Fears that Tibetan protesters would disrupt the relay meant it was effectively invisible to the Indian public, who were kept away by a series of security blockades and the closure of surrounding roads.

Indeed, the only people present to cheer the torch were a few hundred obedient schoolchildren, bused in wearing the red T-shirts of an Olympic sponsor, Coca-Cola.

They were heavily outnumbered by police: 15,000 police and military personnel were deployed around the capital on Thursday.

Even the route was truncated. In the days before the event, as fears for the safety of the torch grew, officials from the Indian Olympics Association (IOA) snipped the planned route by one-third.

So instead of running five miles from Old Delhi to India Gate, torchbearers made a speedy run along Rajpath, a broad avenue that runs from India's presidential palace to India Gate.

New Delhi was potentially the most volatile destination for the Olympic torch because it is home to more than 100,000 exiled Tibetans, who fled to India after China crushed an uprising there in 1959.

In recent days, Tibetans from all over the country have gathered in New Delhi, where they have held a series of protests against the games – an attempt to generate anger over a Chinese security crackdown in their homeland that began last month.

Improving ties with China

Though would-be onlookers expressed dismay at the tight control surrounding Delhi's torch relay, it did not come as much of a surprise.

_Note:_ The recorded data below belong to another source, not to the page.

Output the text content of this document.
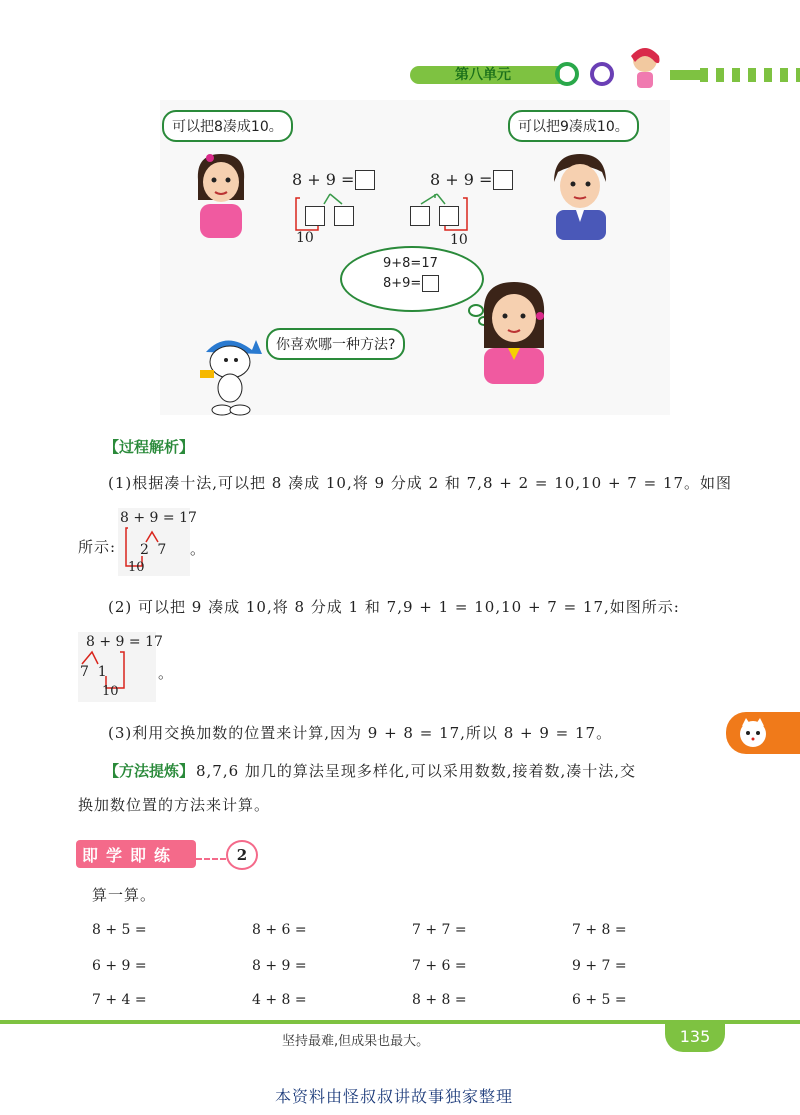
第八单元
可以把8凑成10。	可以把9凑成10。
8 + 9 =
10
8 + 9 =
10
9+8=17
8+9=
你喜欢哪一种方法?
【过程解析】
(1)根据凑十法,可以把 8 凑成 10,将 9 分成 2 和 7,8 + 2 = 10,10 + 7 = 17。如图
所示:
8 + 9 = 17
2 7
10
。
(2) 可以把 9 凑成 10,将 8 分成 1 和 7,9 + 1 = 10,10 + 7 = 17,如图所示:
8 + 9 = 17
7  1
10
。
(3)利用交换加数的位置来计算,因为 9 + 8 = 17,所以 8 + 9 = 17。
【方法提炼】 8,7,6 加几的算法呈现多样化,可以采用数数,接着数,凑十法,交
换加数位置的方法来计算。
即学即练	2
算一算。
8 + 5 =	8 + 6 =	7 + 7 =	7 + 8 =
6 + 9 =	8 + 9 =	7 + 6 =	9 + 7 =
7 + 4 =	4 + 8 =	8 + 8 =	6 + 5 =
坚持最难,但成果也最大。	135
本资料由怪叔叔讲故事独家整理
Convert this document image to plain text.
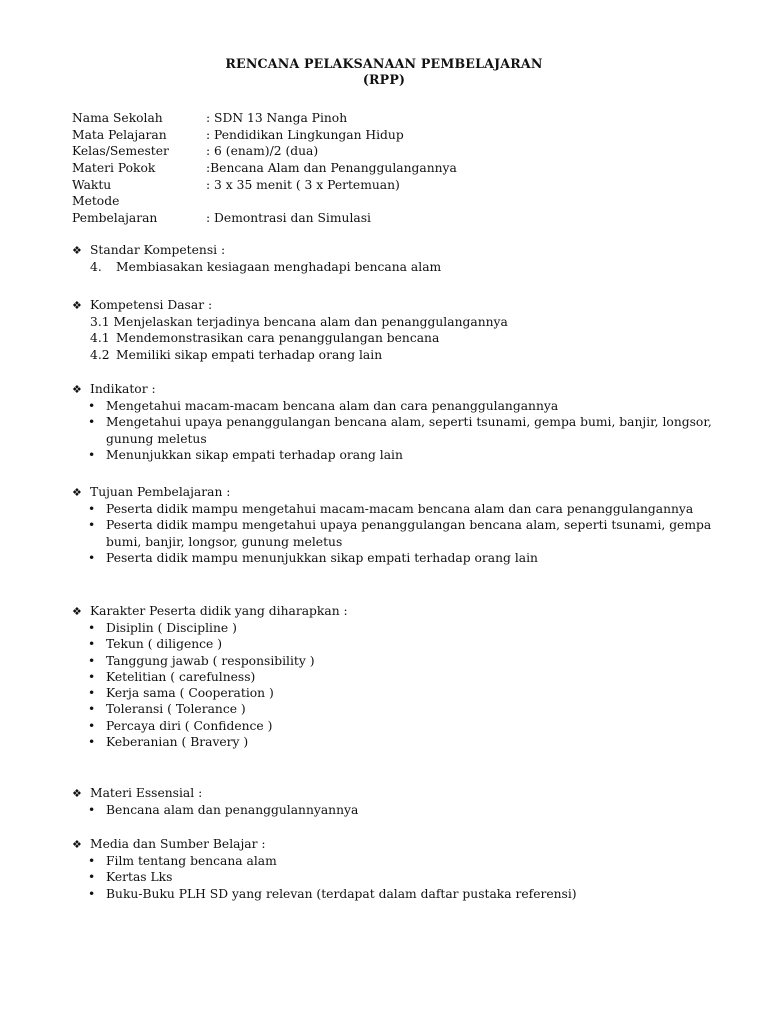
RENCANA PELAKSANAAN PEMBELAJARAN
(RPP)
Nama Sekolah	: SDN 13 Nanga Pinoh
Mata Pelajaran	: Pendidikan Lingkungan Hidup
Kelas/Semester	: 6 (enam)/2 (dua)
Materi Pokok	:Bencana Alam dan Penanggulangannya
Waktu	: 3 x 35 menit ( 3 x Pertemuan)
Metode
Pembelajaran	: Demontrasi dan Simulasi
❖ Standar Kompetensi :
4. Membiasakan kesiagaan menghadapi bencana alam
❖ Kompetensi Dasar :
3.1 Menjelaskan terjadinya bencana alam dan penanggulangannya
4.1 Mendemonstrasikan cara penanggulangan bencana
4.2 Memiliki sikap empati terhadap orang lain
❖ Indikator :
• Mengetahui macam-macam bencana alam dan cara penanggulangannya
• Mengetahui upaya penanggulangan bencana alam, seperti tsunami, gempa bumi, banjir, longsor, gunung meletus
• Menunjukkan sikap empati terhadap orang lain
❖ Tujuan Pembelajaran :
• Peserta didik mampu mengetahui macam-macam bencana alam dan cara penanggulangannya
• Peserta didik mampu mengetahui upaya penanggulangan bencana alam, seperti tsunami, gempa bumi, banjir, longsor, gunung meletus
• Peserta didik mampu menunjukkan sikap empati terhadap orang lain
❖ Karakter Peserta didik yang diharapkan :
• Disiplin ( Discipline )
• Tekun ( diligence )
• Tanggung jawab ( responsibility )
• Ketelitian ( carefulness)
• Kerja sama ( Cooperation )
• Toleransi ( Tolerance )
• Percaya diri ( Confidence )
• Keberanian ( Bravery )
❖ Materi Essensial :
• Bencana alam dan penanggulannyannya
❖ Media dan Sumber Belajar :
• Film tentang bencana alam
• Kertas Lks
• Buku-Buku PLH SD yang relevan (terdapat dalam daftar pustaka referensi)
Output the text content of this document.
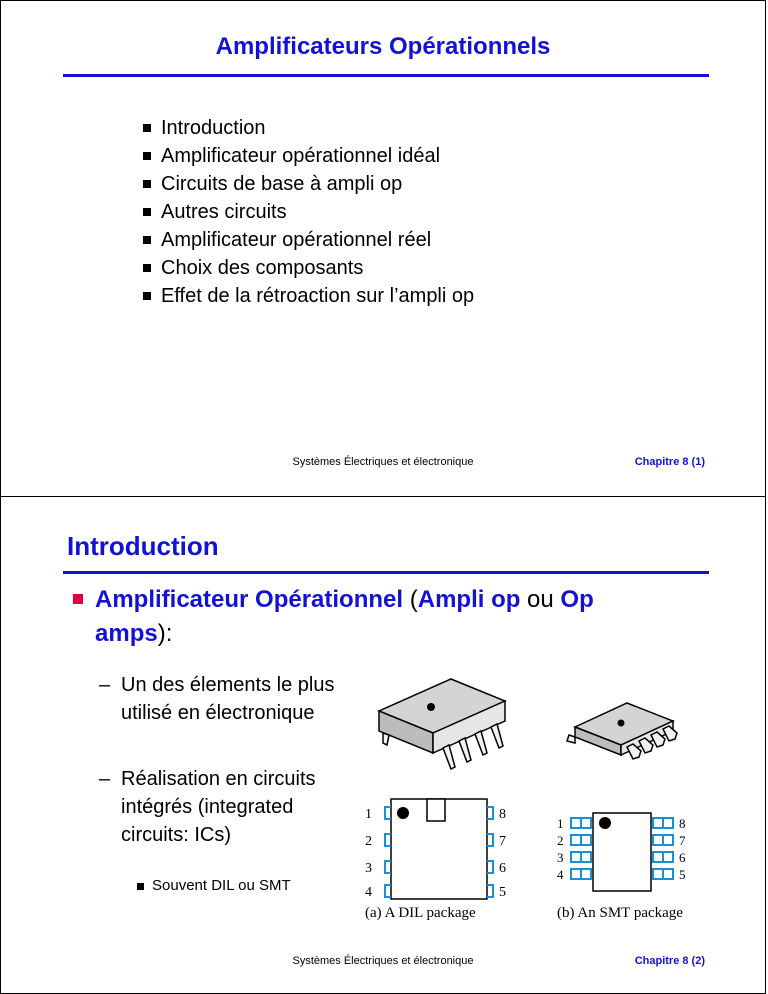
Amplificateurs Opérationnels
Introduction
Amplificateur opérationnel idéal
Circuits de base à ampli op
Autres circuits
Amplificateur opérationnel réel
Choix des composants
Effet de la rétroaction sur l’ampli op
Systèmes Électriques et électronique	Chapitre 8 (1)
Introduction
Amplificateur Opérationnel (Ampli op ou Op amps):
– Un des élements le plus utilisé en électronique
– Réalisation en circuits intégrés (integrated circuits: ICs)
Souvent DIL ou SMT
1
2
3
4
8
7
6
5
(a) A DIL package
1
2
3
4
8
7
6
5
(b) An SMT package
Systèmes Électriques et électronique	Chapitre 8 (2)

India has had to tread a delicate line as it tries to uphold two beliefs: in its strong democratic tradition – of which the right to protest is considered an integral part – and in the importance of diplomatic ties with its giant neighbor China. The two countries are attempting to resolve a border dispute that triggered a war between them in 1965.

India has given sanctuary to floods of Tibetan refugees, among them the Dalai Lama. But on a policy level, it holds that Tibet belongs to China.

Uday Bhaskar, a leading security analyst in New Delhi, says Thursday's combination of public protests and tight security enabled India to uphold both beliefs at once.